Eerder hadden inwoners van Heesch een dood varken in een boom opgeknoopt. Het is een scène die doet denken aan het liedje Strange Fruit van Billie Holiday over de lynchpartijen in het zuiden van de VS.

 

Wat in Heesch gebeurde lijkt sterk op wat zich ongeveer een maand geleden afspeelde in Geldermalsen. Ook daar werd toen het gemeentehuis bestormd tijdens een raadsvergadering over het opvangen van vluchtelingen. De politie kreeg de situatie niet onder controle en besloot in allerijl het gemeentehuis te evacueren.




Rellen zoals die in Heesch en Geldermalsen zijn het voorlopige hoogtepunt in het opbod van extreemrechts geweld in Nederland.
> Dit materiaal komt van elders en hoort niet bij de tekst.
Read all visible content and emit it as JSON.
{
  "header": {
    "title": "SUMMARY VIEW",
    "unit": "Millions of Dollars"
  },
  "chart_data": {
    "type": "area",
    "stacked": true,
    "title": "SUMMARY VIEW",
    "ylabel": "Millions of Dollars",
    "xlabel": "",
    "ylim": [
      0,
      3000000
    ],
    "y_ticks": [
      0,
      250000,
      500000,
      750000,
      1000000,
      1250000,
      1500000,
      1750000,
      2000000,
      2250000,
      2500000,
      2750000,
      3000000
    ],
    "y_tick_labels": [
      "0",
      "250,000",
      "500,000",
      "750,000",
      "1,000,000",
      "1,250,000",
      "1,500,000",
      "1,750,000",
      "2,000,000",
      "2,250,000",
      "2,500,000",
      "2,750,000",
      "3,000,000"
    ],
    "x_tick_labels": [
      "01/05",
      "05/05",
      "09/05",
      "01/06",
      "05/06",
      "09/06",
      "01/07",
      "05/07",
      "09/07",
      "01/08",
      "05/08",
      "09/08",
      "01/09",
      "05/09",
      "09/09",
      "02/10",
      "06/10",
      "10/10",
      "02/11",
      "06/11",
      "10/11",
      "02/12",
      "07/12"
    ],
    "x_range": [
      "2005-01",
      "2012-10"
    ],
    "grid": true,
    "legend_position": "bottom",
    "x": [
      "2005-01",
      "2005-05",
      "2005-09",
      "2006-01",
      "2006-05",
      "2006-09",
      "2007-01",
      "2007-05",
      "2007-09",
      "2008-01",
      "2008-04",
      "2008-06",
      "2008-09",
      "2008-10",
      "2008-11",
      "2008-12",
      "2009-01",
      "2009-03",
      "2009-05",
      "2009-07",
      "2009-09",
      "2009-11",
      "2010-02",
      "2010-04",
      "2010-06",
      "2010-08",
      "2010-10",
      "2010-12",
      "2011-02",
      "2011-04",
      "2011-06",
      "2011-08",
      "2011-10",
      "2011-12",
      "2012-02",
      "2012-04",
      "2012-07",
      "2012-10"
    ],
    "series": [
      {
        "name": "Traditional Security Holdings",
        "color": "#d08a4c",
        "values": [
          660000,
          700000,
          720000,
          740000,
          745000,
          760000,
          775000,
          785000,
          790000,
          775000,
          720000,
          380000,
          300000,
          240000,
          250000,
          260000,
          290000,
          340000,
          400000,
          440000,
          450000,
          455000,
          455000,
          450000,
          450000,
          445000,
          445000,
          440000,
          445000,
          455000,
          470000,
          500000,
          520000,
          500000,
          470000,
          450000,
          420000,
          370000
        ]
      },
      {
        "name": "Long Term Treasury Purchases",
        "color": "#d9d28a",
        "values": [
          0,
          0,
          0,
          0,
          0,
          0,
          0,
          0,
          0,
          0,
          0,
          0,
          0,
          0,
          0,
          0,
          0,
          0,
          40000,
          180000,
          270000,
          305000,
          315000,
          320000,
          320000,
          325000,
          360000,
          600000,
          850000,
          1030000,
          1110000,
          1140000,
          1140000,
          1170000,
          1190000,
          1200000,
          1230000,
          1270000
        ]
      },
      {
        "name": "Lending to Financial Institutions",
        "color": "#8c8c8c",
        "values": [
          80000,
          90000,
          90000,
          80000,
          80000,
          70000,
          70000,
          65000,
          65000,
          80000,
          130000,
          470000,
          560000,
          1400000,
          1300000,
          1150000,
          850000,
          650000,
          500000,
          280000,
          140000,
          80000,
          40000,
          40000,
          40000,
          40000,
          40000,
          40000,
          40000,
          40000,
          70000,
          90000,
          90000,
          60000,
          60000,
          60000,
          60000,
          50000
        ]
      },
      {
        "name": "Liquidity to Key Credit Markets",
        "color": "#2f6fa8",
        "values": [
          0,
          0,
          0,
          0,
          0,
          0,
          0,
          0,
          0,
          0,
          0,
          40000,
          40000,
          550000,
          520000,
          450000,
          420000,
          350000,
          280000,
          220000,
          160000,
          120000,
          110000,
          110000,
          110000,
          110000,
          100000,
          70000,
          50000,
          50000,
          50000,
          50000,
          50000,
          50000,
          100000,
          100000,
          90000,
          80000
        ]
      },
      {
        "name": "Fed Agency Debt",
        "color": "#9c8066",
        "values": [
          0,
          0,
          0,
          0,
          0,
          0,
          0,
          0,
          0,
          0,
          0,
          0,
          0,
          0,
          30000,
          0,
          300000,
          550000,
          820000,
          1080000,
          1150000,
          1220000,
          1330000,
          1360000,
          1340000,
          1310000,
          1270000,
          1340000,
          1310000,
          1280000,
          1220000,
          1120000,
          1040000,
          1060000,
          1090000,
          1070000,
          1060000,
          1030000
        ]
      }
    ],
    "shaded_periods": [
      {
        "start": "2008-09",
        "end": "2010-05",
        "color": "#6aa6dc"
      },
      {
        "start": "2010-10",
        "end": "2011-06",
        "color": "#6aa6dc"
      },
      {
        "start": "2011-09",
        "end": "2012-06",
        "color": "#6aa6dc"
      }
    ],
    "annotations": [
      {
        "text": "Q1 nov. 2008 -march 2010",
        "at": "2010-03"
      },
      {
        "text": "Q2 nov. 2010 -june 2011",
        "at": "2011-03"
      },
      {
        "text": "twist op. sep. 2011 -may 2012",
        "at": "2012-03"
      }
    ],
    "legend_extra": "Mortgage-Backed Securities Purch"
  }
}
Maar het zijn uitbarstingen die het resultaat zijn van een latent geweld dat reeds veel langer woekert. Toen enkele maanden geleden in de gemeente Steenbergen een open vergadering plaatsvond tegen de komst van een opvangcentrum, werden voorstanders van het centrum uitgejoeld en geïntimideerd. Na afloop moesten ze onder politiebegeleiding de zaal verlaten. In datzelfde Steenbergen kreeg Ismael Mohamed Hamid op 9 november twee bakstenen door het raam van zijn huis.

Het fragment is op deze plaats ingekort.